Giochi di carte
«Non possiamo pensare che mentre il mondo si gioca al tavolo del poker le quote dello sviluppo, noi organizziamo un tressette tra amici con in palio una consumazione al bar». In un articolo sul Corriere della Sera di oggi, intitolato L’ideologia a tavola, di cui comprendo e apprezzo lo spirito, ma di cui non condivido il suggerimento di fondo, Dario Di Vico si avvale di questa riuscita metafora col tavolo verde, del quale purtroppo non ho dimestichezza.
La frase mi ricorda il motivo più volte ripetuto da Joseph Roth in quel capolavoro del 1938 che è Die Kapuzinergruft, da noi tradotto in La cripta dei cappuccini, e pubblicato da Adelphi: «Sopra i bicchieri dai quali spavaldamente bevevamo, la morte invisibile incrociava già le sue mani ossute».
Più prosaicamente quel genio della matita che è Altan ha espresso più volte analogo pensiero facendoci vedere la differenza fisica tra una pagliuzza e un trave e i luoghi del corpo dove essi possono essere conficcati.
Tutto ciò per dire che la contingenza in cui ci troviamo non consente grandi sorrisi.
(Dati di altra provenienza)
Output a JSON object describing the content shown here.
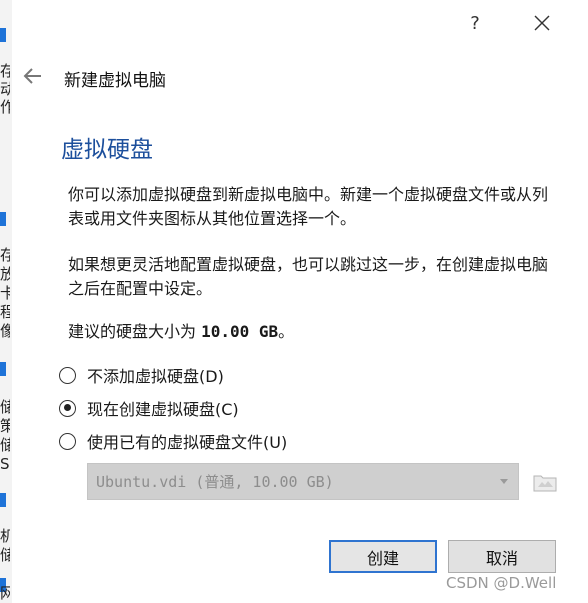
{
  "background_window": {
    "chips": [
      "存",
      "动",
      "作",
      "存",
      "放",
      "卡",
      "程",
      "像",
      "储",
      "策",
      "储",
      "S.",
      "机",
      "储",
      "网络"
    ]
  },
  "dialog": {
    "help_glyph": "?",
    "header_title": "新建虚拟电脑",
    "page_heading": "虚拟硬盘",
    "paragraph1": "你可以添加虚拟硬盘到新虚拟电脑中。新建一个虚拟硬盘文件或从列表或用文件夹图标从其他位置选择一个。",
    "paragraph2": "如果想更灵活地配置虚拟硬盘，也可以跳过这一步，在创建虚拟电脑之后在配置中设定。",
    "recommend_prefix": "建议的硬盘大小为 ",
    "recommend_size": "10.00 GB",
    "recommend_suffix": "。",
    "options": [
      {
        "label": "不添加虚拟硬盘(D)",
        "checked": false
      },
      {
        "label": "现在创建虚拟硬盘(C)",
        "checked": true
      },
      {
        "label": "使用已有的虚拟硬盘文件(U)",
        "checked": false
      }
    ],
    "existing_disk_value": "Ubuntu.vdi (普通, 10.00 GB)",
    "create_label": "创建",
    "cancel_label": "取消",
    "accent_color": "#1c4f9c"
  },
  "watermark": "CSDN @D.Well"
}
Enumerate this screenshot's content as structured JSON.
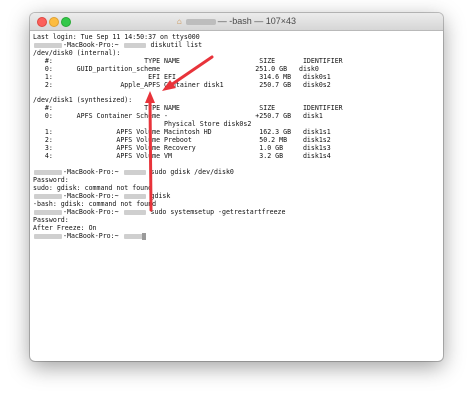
{
  "window": {
    "title_suffix": "— -bash — 107×43",
    "title_prefix": "—"
  },
  "terminal": {
    "lines": [
      "Last login: Tue Sep 11 14:50:37 on ttys000",
      "-MacBook-Pro:~ ",
      "/dev/disk0 (internal):",
      "   #:                       TYPE NAME                    SIZE       IDENTIFIER",
      "   0:      GUID_partition_scheme                        251.0 GB   disk0",
      "   1:                        EFI EFI                     314.6 MB   disk0s1",
      "   2:                 Apple_APFS Container disk1         250.7 GB   disk0s2",
      "/dev/disk1 (synthesized):",
      "   #:                       TYPE NAME                    SIZE       IDENTIFIER",
      "   0:      APFS Container Scheme -                      +250.7 GB   disk1",
      "                                 Physical Store disk0s2",
      "   1:                APFS Volume Macintosh HD            162.3 GB   disk1s1",
      "   2:                APFS Volume Preboot                 50.2 MB    disk1s2",
      "   3:                APFS Volume Recovery                1.0 GB     disk1s3",
      "   4:                APFS Volume VM                      3.2 GB     disk1s4",
      "-MacBook-Pro:~ ",
      "Password:",
      "sudo: gdisk: command not found",
      "-MacBook-Pro:~ ",
      "-bash: gdisk: command not found",
      "-MacBook-Pro:~ ",
      "Password:",
      "After Freeze: On",
      "-MacBook-Pro:~ "
    ],
    "commands": {
      "diskutil": " diskutil list",
      "gdisk_sudo": " sudo gdisk /dev/disk0",
      "gdisk": " gdisk",
      "systemsetup": " sudo systemsetup -getrestartfreeze"
    }
  },
  "annotation": {
    "arrow_color": "#e8333a"
  }
}
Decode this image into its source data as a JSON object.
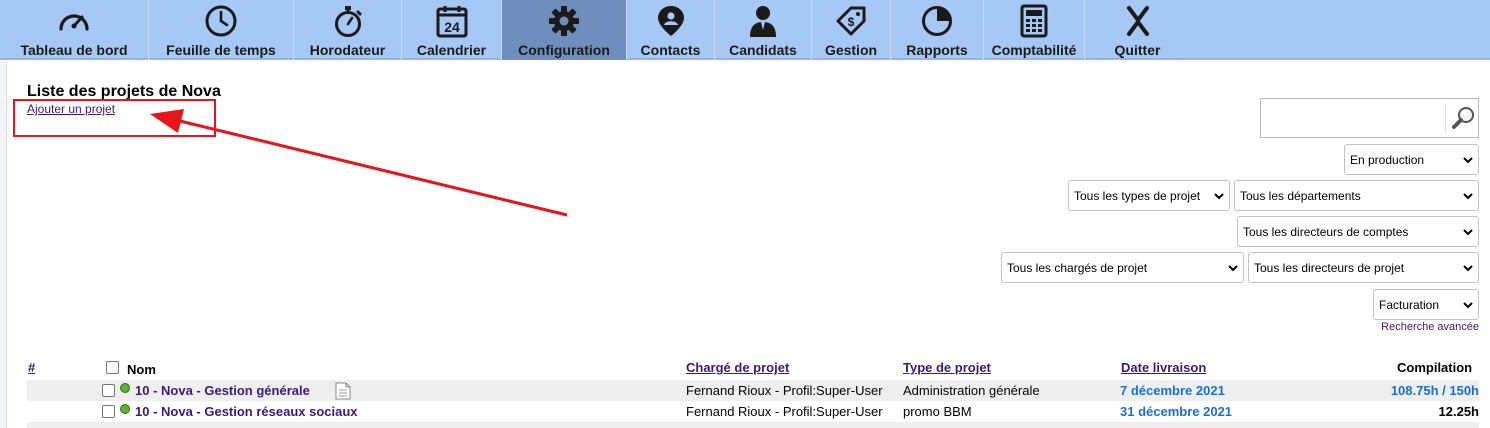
{
  "nav": {
    "items": [
      {
        "label": "Tableau de bord",
        "icon": "dashboard-gauge-icon"
      },
      {
        "label": "Feuille de temps",
        "icon": "clock-icon"
      },
      {
        "label": "Horodateur",
        "icon": "stopwatch-icon"
      },
      {
        "label": "Calendrier",
        "icon": "calendar-icon",
        "day": "24"
      },
      {
        "label": "Configuration",
        "icon": "gear-icon",
        "active": true
      },
      {
        "label": "Contacts",
        "icon": "contact-pin-icon"
      },
      {
        "label": "Candidats",
        "icon": "candidate-person-icon"
      },
      {
        "label": "Gestion",
        "icon": "price-tag-icon"
      },
      {
        "label": "Rapports",
        "icon": "pie-chart-icon"
      },
      {
        "label": "Comptabilité",
        "icon": "calculator-icon"
      },
      {
        "label": "Quitter",
        "icon": "close-x-icon"
      }
    ],
    "active_color": "#6e8fbe",
    "bar_color": "#a6c8f5"
  },
  "page": {
    "title": "Liste des projets de Nova",
    "add_link": "Ajouter un projet",
    "annotation_color": "#e8141b"
  },
  "search": {
    "value": "",
    "icon": "search-magnifier-icon"
  },
  "filters": {
    "status": "En production",
    "project_types": "Tous les types de projet",
    "departments": "Tous les départements",
    "account_directors": "Tous les directeurs de comptes",
    "project_managers": "Tous les chargés de projet",
    "project_directors": "Tous les directeurs de projet",
    "billing": "Facturation",
    "advanced_search": "Recherche avancée"
  },
  "table": {
    "headers": {
      "number": "#",
      "name": "Nom",
      "manager": "Chargé de projet",
      "type": "Type de projet",
      "delivery": "Date livraison",
      "compilation": "Compilation"
    },
    "rows": [
      {
        "name": "10 - Nova - Gestion générale",
        "manager": "Fernand Rioux - Profil:Super-User",
        "type": "Administration générale",
        "delivery": "7 décembre 2021",
        "compilation": "108.75h / 150h",
        "status": "green",
        "has_note": true
      },
      {
        "name": "10 - Nova - Gestion réseaux sociaux",
        "manager": "Fernand Rioux - Profil:Super-User",
        "type": "promo BBM",
        "delivery": "31 décembre 2021",
        "compilation": "12.25h",
        "status": "green",
        "has_note": false
      }
    ]
  }
}
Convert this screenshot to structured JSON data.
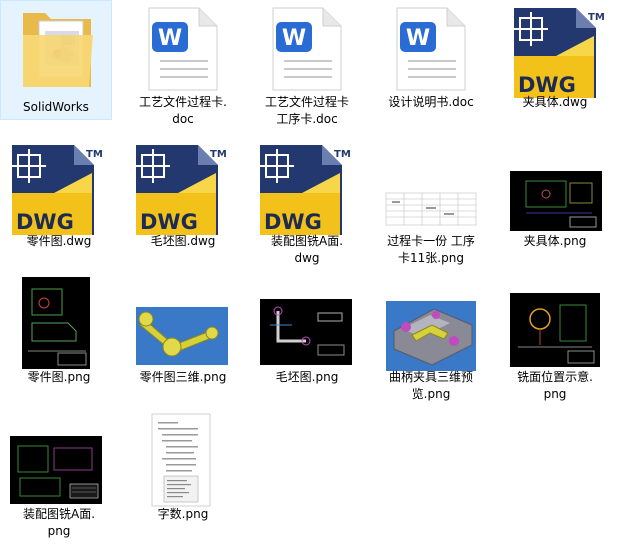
{
  "files": [
    {
      "id": "f1",
      "name_lines": [
        "SolidWorks"
      ],
      "type": "folder",
      "selected": true
    },
    {
      "id": "f2",
      "name_lines": [
        "工艺文件过程卡.",
        "doc"
      ],
      "type": "doc"
    },
    {
      "id": "f3",
      "name_lines": [
        "工艺文件过程卡",
        "工序卡.doc"
      ],
      "type": "doc"
    },
    {
      "id": "f4",
      "name_lines": [
        "设计说明书.doc"
      ],
      "type": "doc"
    },
    {
      "id": "f5",
      "name_lines": [
        "夹具体.dwg"
      ],
      "type": "dwg"
    },
    {
      "id": "f6",
      "name_lines": [
        "零件图.dwg"
      ],
      "type": "dwg"
    },
    {
      "id": "f7",
      "name_lines": [
        "毛坯图.dwg"
      ],
      "type": "dwg"
    },
    {
      "id": "f8",
      "name_lines": [
        "装配图铣A面.",
        "dwg"
      ],
      "type": "dwg"
    },
    {
      "id": "f9",
      "name_lines": [
        "过程卡一份 工序",
        "卡11张.png"
      ],
      "type": "png-table"
    },
    {
      "id": "f10",
      "name_lines": [
        "夹具体.png"
      ],
      "type": "png-cad-dark"
    },
    {
      "id": "f11",
      "name_lines": [
        "零件图.png"
      ],
      "type": "png-cad-tall"
    },
    {
      "id": "f12",
      "name_lines": [
        "零件图三维.png"
      ],
      "type": "png-3d-part"
    },
    {
      "id": "f13",
      "name_lines": [
        "毛坯图.png"
      ],
      "type": "png-cad-part"
    },
    {
      "id": "f14",
      "name_lines": [
        "曲柄夹具三维预",
        "览.png"
      ],
      "type": "png-3d-fixture"
    },
    {
      "id": "f15",
      "name_lines": [
        "铣面位置示意.",
        "png"
      ],
      "type": "png-cad-circle"
    },
    {
      "id": "f16",
      "name_lines": [
        "装配图铣A面.",
        "png"
      ],
      "type": "png-cad-assy"
    },
    {
      "id": "f17",
      "name_lines": [
        "字数.png"
      ],
      "type": "png-doc"
    }
  ],
  "icons": {
    "word_letter": "W",
    "dwg_text": "DWG",
    "dwg_tm": "TM"
  },
  "colors": {
    "selection": "#e5f3ff",
    "word_blue": "#2b6cd4",
    "dwg_navy": "#22386e",
    "dwg_yellow": "#f2c21b",
    "folder_yellow": "#f7d774"
  }
}
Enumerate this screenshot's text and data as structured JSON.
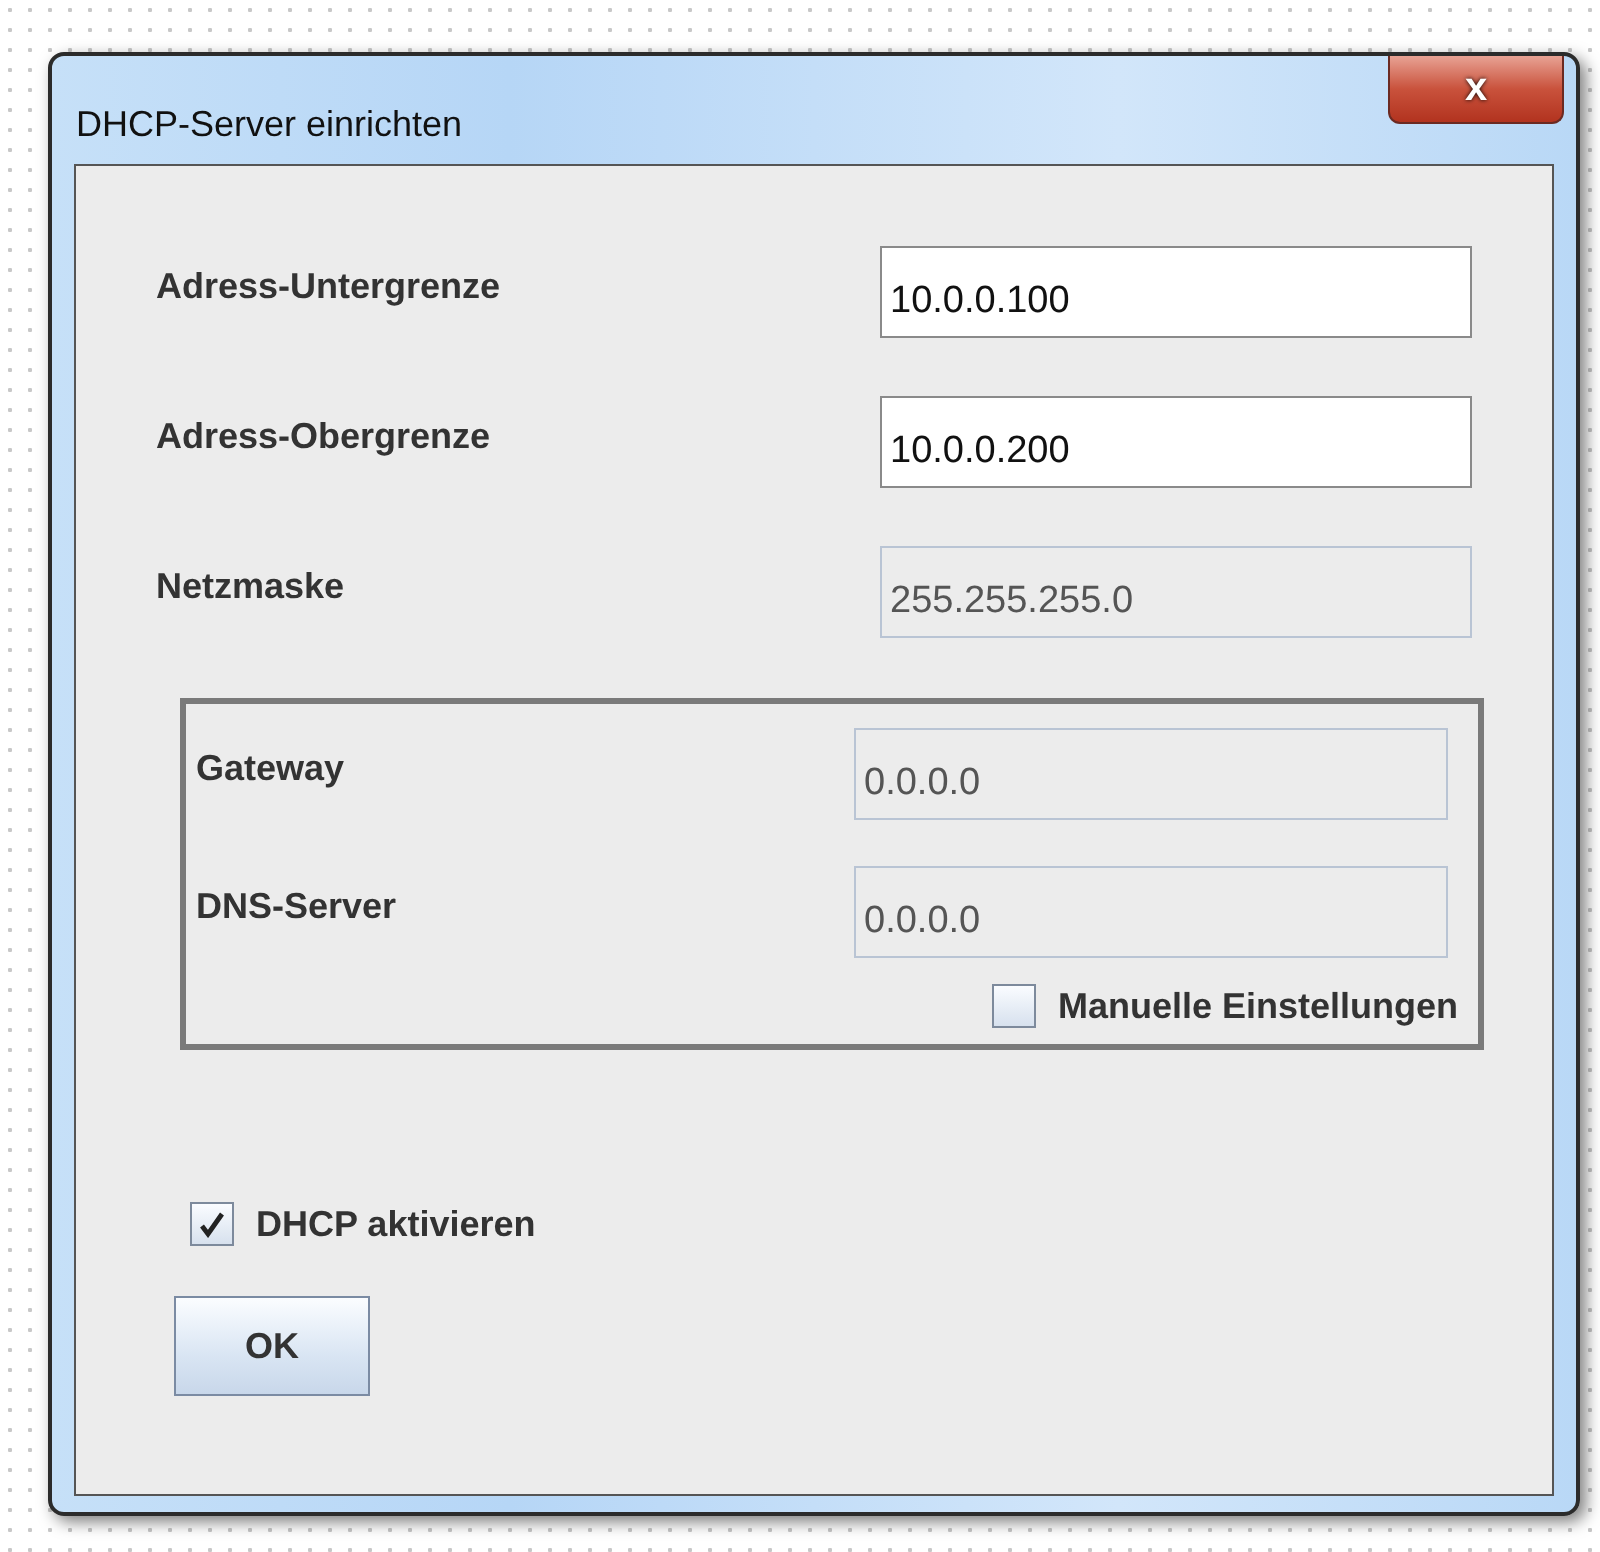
{
  "window": {
    "title": "DHCP-Server einrichten",
    "close": "x"
  },
  "fields": [
    {
      "label": "Adress-Untergrenze",
      "value": "10.0.0.100",
      "disabled": false
    },
    {
      "label": "Adress-Obergrenze",
      "value": "10.0.0.200",
      "disabled": false
    },
    {
      "label": "Netzmaske",
      "value": "255.255.255.0",
      "disabled": true
    }
  ],
  "group": {
    "fields": [
      {
        "label": "Gateway",
        "value": "0.0.0.0",
        "disabled": true
      },
      {
        "label": "DNS-Server",
        "value": "0.0.0.0",
        "disabled": true
      }
    ],
    "checkbox": {
      "label": "Manuelle Einstellungen",
      "checked": false
    }
  },
  "checkbox": {
    "label": "DHCP aktivieren",
    "checked": true
  },
  "buttons": [
    "OK"
  ]
}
Lasciamo da parte un attimo lo sfacelo nazionale e il degrado a cui ci stiamo assuefacendo, per arginare il quale, sempre sul Corriere di oggi, il più bravo dei direttori che ho avuto a l’Unità, Walter Veltroni, tenta di mandare un segnale di cui condivido molti passaggi: «Scrivo al mio paese».
Allontaniamoci dagli angusti confini del nostro provincialismo e guardiamo lontano, appunto al tavolo dove si gioca a poker. Non sono un esperto di politica internazionale e gli esteri, la sezione di un giornale al quale mi sarebbe piaciuto moltissimo lavorare, non sono il mio forte. Per cui quando ascolto amici e persone che sono più informate di me in materia e che hanno scavato meglio nella geopolitica, le ascolto con attenzione e desiderio di apprendere.
Dinanzi ad alcune pennellate dei loro affreschi, nelle quali l’impeto delle nostre pur meritorie indignazioni assomiglia più alla bava lasciata da una lumaca che a un nobile ideale capace di sconvolgere il mondo, ogni fremito partecipazionista vien raggelato e si resta attoniti perché pur non credendo al fato ci si trova costretti a riconoscere di dover sottostare a un destino.
Bastano certi dati, certe rivelazioni ad annichilire ogni voglia di buttarsi nella mischia, di dare il proprio contributo, di tentare di invertire la tendenza. Si è così votati a un’amara inevitabile amarezza che tuttavia val la pena di essere provata. Si starà al mondo anche per nulla, ma allora è meglio starci come ci si sente.